Кропоткин писал в своих «Записках»: «Со всеми женщинами в кружке у нас были прекрасные товарищеские отношения. Но Соню Перовскую мы все любили. С Кувшинской, и с женой Синегуба, и с другими все здоровались по-товарищески, но при виде Перовской у каждого из нас лицо расцветало в широкую улыбку, хотя сама Перовская мало обращала внимания и только буркнет: "А вы ноги вытрите, не натаскивайте грязи"».

Часовня у ворот Летнего сада в память о спасении Александра II при покушении на него 4 апреля 1866 года. Была снесена осенью 1930 года (фото предоставлено М. Золотарёвым)

 

Ещё восторженнее отзыв Кравчинского: «Она была хороша собой, хотя наружность её принадлежала к тем, которые не ослепляют с первого взгляда. <…> Белокурая головка с парой голубых глаз, серьёзных и проницательных, под широким выпуклым лбом; мелкие, тонкие черты лица; розовые полные губы, обнаруживавшие, когда она улыбалась, два ряда прелестных белых зубов; необыкновенно чистая и нежная линия подбородка. Впрочем, очаровывали не столько отдельные черты, сколько вся совокупность её физиономии. Было что-то резвое, бойкое и вместе с тем наивное в её кругленьком личике. Это была олицетворённая юность».

 

«Ваше величество, вы обидели крестьян!»

Первая попытка убить императора Александра II была совершена 4 апреля 1866 года. Государь имел привычку почти ежедневно без охраны гулять в Летнем саду. Здесь, у входа в сад, его и поджидал высокий молодой человек в длинном пальто. Когда Александр, закончив прогулку, направился к коляске, тот выхватил пистолет и выстрелил. Выстрел оказался неудачным: согласно одной из версий, царя спасла сноровка мастерового из костромских крестьян Осипа Комиссарова, ударившего стрелявшего по руке. Нападавшего быстро скрутили, и между ним и императором произошёл короткий разговор.

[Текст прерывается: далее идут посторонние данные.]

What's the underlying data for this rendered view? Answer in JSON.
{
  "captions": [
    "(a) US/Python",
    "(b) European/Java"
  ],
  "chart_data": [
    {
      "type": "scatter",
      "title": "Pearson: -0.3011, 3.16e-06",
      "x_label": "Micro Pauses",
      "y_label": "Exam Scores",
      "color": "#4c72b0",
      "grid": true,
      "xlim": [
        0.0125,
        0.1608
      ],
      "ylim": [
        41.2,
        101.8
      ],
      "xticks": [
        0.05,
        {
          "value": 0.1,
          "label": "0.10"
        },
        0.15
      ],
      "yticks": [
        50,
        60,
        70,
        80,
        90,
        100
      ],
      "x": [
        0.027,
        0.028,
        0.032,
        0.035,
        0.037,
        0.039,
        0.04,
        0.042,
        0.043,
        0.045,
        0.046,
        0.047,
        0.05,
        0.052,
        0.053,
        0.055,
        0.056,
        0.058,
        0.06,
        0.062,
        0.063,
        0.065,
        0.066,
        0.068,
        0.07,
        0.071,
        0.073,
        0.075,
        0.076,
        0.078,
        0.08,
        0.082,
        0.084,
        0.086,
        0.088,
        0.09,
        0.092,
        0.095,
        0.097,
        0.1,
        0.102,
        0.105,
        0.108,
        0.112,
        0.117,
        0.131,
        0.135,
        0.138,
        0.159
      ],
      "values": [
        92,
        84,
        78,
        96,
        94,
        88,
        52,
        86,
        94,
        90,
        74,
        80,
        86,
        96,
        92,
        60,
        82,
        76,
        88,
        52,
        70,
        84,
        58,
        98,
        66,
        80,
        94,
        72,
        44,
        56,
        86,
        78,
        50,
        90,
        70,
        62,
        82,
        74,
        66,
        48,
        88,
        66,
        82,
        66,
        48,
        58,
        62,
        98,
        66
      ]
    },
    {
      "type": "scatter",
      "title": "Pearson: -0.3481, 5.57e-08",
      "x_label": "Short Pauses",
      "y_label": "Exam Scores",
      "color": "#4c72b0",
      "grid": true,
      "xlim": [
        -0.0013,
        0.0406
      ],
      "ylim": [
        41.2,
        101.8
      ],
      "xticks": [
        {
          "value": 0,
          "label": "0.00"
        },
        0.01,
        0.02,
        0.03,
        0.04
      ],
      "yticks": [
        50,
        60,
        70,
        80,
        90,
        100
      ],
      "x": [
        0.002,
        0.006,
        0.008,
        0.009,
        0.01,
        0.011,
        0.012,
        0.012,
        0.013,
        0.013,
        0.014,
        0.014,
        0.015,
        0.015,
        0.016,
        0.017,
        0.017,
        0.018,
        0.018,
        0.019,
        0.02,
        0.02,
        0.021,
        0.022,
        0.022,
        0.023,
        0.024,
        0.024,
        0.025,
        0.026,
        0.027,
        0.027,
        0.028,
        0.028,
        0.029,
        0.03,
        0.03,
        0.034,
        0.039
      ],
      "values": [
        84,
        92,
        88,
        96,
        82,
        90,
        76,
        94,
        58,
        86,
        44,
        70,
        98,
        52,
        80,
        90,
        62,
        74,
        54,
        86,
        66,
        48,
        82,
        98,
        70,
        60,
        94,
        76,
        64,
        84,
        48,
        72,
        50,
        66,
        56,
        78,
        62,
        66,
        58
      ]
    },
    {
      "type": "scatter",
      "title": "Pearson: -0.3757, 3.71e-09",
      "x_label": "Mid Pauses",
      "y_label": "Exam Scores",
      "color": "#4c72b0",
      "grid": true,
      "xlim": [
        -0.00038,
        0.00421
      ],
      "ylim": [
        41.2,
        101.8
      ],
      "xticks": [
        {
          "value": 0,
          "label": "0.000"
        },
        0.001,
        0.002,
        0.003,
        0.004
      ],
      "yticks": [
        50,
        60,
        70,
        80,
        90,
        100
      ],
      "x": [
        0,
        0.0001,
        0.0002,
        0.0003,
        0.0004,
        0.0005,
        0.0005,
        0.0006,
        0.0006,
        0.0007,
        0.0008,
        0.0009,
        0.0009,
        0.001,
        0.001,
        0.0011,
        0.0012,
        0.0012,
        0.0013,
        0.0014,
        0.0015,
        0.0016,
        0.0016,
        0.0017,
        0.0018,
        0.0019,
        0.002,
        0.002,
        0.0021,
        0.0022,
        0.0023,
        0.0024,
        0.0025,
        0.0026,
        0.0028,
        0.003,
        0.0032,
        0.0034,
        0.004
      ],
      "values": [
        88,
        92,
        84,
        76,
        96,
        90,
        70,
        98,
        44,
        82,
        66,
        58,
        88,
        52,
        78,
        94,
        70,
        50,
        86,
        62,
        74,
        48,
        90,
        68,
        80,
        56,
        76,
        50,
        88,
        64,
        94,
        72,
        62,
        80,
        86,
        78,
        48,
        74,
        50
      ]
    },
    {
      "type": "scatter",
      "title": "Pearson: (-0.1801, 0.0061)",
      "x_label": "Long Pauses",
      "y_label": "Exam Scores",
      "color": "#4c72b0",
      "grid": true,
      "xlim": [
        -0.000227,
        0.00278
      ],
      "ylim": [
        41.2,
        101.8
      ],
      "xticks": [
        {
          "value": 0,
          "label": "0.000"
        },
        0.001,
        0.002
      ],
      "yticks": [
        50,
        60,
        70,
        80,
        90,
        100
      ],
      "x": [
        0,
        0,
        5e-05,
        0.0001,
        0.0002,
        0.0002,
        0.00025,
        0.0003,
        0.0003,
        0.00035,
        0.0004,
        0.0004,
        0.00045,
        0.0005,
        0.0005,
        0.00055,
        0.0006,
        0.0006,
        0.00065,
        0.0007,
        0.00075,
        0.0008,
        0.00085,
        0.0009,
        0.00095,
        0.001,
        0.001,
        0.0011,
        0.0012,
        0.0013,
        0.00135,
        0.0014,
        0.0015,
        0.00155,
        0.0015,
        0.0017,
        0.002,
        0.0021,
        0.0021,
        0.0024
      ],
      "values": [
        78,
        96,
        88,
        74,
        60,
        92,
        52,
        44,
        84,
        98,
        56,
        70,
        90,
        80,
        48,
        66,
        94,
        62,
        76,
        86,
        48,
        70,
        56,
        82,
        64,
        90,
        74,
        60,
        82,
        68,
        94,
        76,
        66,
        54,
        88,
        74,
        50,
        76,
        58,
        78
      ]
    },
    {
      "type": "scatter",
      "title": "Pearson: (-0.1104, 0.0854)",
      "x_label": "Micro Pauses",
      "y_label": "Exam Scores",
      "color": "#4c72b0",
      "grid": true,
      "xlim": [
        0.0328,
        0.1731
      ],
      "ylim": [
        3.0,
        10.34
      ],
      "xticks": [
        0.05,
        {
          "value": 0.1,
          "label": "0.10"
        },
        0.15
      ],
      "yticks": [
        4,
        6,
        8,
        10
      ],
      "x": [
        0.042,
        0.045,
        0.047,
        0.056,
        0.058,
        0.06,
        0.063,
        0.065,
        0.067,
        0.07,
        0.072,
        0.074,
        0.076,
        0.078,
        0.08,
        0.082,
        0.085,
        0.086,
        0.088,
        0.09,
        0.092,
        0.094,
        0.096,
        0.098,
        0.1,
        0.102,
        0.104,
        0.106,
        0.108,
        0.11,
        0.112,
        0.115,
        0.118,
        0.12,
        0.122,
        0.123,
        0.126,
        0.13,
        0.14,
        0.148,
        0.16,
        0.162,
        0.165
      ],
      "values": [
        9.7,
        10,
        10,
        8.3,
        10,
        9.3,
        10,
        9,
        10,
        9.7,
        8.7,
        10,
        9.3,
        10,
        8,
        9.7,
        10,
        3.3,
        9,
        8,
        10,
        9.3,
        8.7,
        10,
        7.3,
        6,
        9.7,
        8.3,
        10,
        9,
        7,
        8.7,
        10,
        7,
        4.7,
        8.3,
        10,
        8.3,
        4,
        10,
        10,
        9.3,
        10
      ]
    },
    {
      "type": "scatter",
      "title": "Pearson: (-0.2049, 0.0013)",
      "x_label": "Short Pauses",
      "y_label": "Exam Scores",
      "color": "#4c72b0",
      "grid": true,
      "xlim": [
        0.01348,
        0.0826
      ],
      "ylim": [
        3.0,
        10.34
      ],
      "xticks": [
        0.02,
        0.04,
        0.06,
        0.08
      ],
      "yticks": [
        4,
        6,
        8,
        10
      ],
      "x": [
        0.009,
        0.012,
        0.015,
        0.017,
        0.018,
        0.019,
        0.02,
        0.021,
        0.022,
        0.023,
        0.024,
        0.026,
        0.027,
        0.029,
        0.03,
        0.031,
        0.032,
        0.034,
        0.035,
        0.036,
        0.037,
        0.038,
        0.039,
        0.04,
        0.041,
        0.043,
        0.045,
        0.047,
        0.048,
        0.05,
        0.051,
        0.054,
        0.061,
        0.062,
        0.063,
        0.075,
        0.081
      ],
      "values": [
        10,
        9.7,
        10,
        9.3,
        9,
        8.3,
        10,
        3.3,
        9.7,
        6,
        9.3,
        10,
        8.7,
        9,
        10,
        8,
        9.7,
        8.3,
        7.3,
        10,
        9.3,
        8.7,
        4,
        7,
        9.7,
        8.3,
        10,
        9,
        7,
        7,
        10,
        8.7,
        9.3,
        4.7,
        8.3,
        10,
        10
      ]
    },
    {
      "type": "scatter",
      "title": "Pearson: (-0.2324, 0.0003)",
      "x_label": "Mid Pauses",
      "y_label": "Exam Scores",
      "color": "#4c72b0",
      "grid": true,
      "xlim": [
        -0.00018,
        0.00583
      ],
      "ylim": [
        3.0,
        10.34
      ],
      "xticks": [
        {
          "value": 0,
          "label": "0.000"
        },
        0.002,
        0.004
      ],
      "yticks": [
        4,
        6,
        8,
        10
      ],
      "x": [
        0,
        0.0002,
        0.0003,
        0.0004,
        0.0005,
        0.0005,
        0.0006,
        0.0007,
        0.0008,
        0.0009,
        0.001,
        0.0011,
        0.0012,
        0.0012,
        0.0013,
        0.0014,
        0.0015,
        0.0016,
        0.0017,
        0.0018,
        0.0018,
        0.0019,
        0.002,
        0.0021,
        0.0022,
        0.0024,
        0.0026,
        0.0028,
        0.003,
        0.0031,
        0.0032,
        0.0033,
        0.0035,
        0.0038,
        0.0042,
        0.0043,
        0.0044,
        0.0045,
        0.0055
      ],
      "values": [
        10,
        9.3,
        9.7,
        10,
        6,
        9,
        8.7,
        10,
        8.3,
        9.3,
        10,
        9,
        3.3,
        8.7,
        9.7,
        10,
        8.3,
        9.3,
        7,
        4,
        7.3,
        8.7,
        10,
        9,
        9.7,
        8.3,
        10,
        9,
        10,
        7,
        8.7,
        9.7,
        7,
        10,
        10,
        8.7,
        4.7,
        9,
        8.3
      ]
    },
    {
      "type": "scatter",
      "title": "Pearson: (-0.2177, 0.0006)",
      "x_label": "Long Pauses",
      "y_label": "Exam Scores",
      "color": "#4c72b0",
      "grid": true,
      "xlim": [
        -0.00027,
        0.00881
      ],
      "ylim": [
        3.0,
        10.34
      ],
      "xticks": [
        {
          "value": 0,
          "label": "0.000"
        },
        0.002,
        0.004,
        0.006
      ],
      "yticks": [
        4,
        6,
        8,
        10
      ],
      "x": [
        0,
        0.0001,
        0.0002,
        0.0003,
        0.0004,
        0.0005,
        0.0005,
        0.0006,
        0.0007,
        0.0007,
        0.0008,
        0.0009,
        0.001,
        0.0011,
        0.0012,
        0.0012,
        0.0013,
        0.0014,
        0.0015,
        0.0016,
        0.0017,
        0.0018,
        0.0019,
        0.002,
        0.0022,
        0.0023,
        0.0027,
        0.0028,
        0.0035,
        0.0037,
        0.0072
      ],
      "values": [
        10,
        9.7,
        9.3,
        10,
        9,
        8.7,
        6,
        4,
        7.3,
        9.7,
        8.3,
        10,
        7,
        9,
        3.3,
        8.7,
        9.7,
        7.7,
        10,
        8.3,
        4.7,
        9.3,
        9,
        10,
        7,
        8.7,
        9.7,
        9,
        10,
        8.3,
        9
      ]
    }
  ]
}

Дмитрий Каракозов (фото предоставлено М. Золотарёвым)

 

Александр поинтересовался, не поляк ли покушавшийся, на что последний отвечал, что он русский. Вторым был задан вопрос о причине злодеяния. На него был получен ответ: «Ваше величество, вы обидели крестьян!» По другой версии, стрелявший сказал: «Потому что ты обманул народ — обещал ему землю, да не дал». Следствие установило неудавшегося убийцу — Дмитрий Каракозов, дворянин, студент Казанского (откуда его на время исключали за участие в волнениях), а позднее Московского университета. Он являлся одним из активных членов кружка Николая Ишутина, функционировавшего в Москве и состоявшего из студентов университета и Сельскохозяйственной академии. Ишутинцы читали социалистическую литературу, на собраниях кружка обсуждали планы переустройства русского общества. Именно такие кружки и стали питательной средой для развития революционного движения в России. Каракозов был приговорён к смертной казни.

 

Хождение в народ и обратно

Скоро в кружке созрела идея «хождения в народ»: молодые революционеры решили отправиться в деревню, чтобы помогать крестьянам, а заодно пропагандировать свои идеи. Для этого Соня окончила фельдшерские курсы, после чего уехала в Самарскую губернию прививать оспу. После она преподавала русский язык в сельской школе под Тверью, а вернувшись в Петербург, учила грамоте рабочих. Кто-то донёс, что на уроках Перовская произносит крамольные речи, и в январе 1874 года к ней нагрянули жандармы.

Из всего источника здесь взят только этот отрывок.